また、ハイペリオンエリート2のソールの中央には排水のための太い溝もしっかり切られています。
それに対し、ズームX ヴェイパーフライ ネクスト%は軽量化を目的としてか、かなり割り切った作りとなっています。ヴェイパーフライは「賞味期限が短い」とよく言われていますが、その理由の一つがこのソールデザインにあるのではないでしょうか。
記録にこだわり速さを最優先させたズームX ヴェイパーフライ ネクスト%と実用性も確保したハイペリオンエリート2、両者のキャラクターの違いがもっともよく現れているのがソールパターン。
ズームX ヴェイパーフライ ネクスト%は車でいえば速いけれど乗り手にもスキルを要求するF1のようなレーシングカーで、ハイペリオンエリート2は高性能でありながら市販車としての実用性や快適性にも配慮したGTカーのような性格といえるでしょう。
「ハイペリオンエリート 2」で高みを目指せ!
カーボンプレート入りのレーシングシューズということで、どうしてもナイキのズームX ヴェイパーフライ ネクスト% 2と比較されるのは仕方がない部分もありますが、ハイペリオンエリートは単なるフォロワー以上の存在といえるでしょう。

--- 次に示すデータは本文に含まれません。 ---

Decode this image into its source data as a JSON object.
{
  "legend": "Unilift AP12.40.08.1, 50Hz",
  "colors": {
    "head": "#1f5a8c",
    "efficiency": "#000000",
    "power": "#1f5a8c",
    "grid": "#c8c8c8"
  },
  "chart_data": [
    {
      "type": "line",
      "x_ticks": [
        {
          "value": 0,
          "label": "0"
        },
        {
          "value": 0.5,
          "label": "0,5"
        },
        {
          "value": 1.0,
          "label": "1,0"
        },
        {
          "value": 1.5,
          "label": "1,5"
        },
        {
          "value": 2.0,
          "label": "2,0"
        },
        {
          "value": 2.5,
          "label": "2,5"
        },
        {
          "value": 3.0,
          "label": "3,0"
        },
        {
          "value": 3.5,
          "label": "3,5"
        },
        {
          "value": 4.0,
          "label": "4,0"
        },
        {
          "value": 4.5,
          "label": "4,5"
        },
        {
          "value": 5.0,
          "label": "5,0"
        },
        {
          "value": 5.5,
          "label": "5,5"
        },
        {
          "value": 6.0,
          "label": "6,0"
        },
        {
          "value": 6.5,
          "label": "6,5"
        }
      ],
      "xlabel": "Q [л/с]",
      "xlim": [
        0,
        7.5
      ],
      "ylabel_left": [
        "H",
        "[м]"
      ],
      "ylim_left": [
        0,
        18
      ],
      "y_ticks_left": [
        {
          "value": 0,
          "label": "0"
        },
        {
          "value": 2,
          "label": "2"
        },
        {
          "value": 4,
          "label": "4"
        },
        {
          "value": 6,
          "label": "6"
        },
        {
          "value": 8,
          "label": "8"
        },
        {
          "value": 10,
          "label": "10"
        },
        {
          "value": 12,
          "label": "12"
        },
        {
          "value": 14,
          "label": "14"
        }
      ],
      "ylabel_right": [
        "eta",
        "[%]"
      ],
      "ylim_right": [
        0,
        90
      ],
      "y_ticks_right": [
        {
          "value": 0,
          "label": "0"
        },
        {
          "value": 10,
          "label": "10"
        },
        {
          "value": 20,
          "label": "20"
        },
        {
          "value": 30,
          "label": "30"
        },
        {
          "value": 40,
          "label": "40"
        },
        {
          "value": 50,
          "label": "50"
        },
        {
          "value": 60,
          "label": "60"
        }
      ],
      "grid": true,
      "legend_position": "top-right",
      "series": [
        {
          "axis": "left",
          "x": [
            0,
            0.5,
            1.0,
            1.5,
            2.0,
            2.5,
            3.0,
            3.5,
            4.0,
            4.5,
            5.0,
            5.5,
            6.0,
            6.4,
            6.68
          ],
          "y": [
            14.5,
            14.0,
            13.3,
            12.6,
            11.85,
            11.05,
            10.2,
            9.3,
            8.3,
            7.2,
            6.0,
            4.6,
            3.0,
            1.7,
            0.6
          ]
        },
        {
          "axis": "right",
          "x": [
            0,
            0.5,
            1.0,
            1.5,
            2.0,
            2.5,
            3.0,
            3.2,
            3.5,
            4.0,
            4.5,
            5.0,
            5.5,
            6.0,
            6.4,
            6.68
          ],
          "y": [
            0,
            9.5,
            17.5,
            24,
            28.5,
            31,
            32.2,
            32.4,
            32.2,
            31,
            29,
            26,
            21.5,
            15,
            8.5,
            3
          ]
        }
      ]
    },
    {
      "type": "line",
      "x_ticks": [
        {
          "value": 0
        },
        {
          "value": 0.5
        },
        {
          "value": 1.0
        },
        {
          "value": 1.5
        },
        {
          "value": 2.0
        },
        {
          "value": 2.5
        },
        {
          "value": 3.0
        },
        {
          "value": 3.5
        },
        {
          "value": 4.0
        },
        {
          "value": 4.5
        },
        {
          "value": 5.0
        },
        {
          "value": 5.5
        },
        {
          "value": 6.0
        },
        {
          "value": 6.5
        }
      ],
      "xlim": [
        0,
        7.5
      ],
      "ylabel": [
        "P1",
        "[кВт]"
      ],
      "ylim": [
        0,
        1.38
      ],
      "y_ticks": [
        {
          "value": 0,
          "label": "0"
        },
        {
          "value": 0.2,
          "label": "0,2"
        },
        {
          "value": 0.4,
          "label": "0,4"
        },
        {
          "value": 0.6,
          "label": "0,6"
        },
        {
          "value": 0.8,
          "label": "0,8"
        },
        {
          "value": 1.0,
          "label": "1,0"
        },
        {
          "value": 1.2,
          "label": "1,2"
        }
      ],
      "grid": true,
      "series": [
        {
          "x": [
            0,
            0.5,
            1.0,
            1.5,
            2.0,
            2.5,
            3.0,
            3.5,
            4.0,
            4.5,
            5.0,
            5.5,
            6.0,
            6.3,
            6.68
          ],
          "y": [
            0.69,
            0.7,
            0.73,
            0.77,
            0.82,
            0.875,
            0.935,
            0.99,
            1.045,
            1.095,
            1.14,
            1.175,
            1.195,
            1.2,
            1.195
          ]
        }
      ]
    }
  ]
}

2020年9月にハイペリオンエリート2が登場と同時に完売したという事実が、レーシングモデルでありながらより多くのランナーにフィットする間口の広さに魅力を感じたランナーが多かったことの証明かもしれません。
ちなみにハイペリオン(HYPERION)とはギリシア神話に登場する太陽神とされ、「高みを行く者」という意味があるそうです。まさにこのシューズにぴったりの秀逸なネーミングではないでしょうか。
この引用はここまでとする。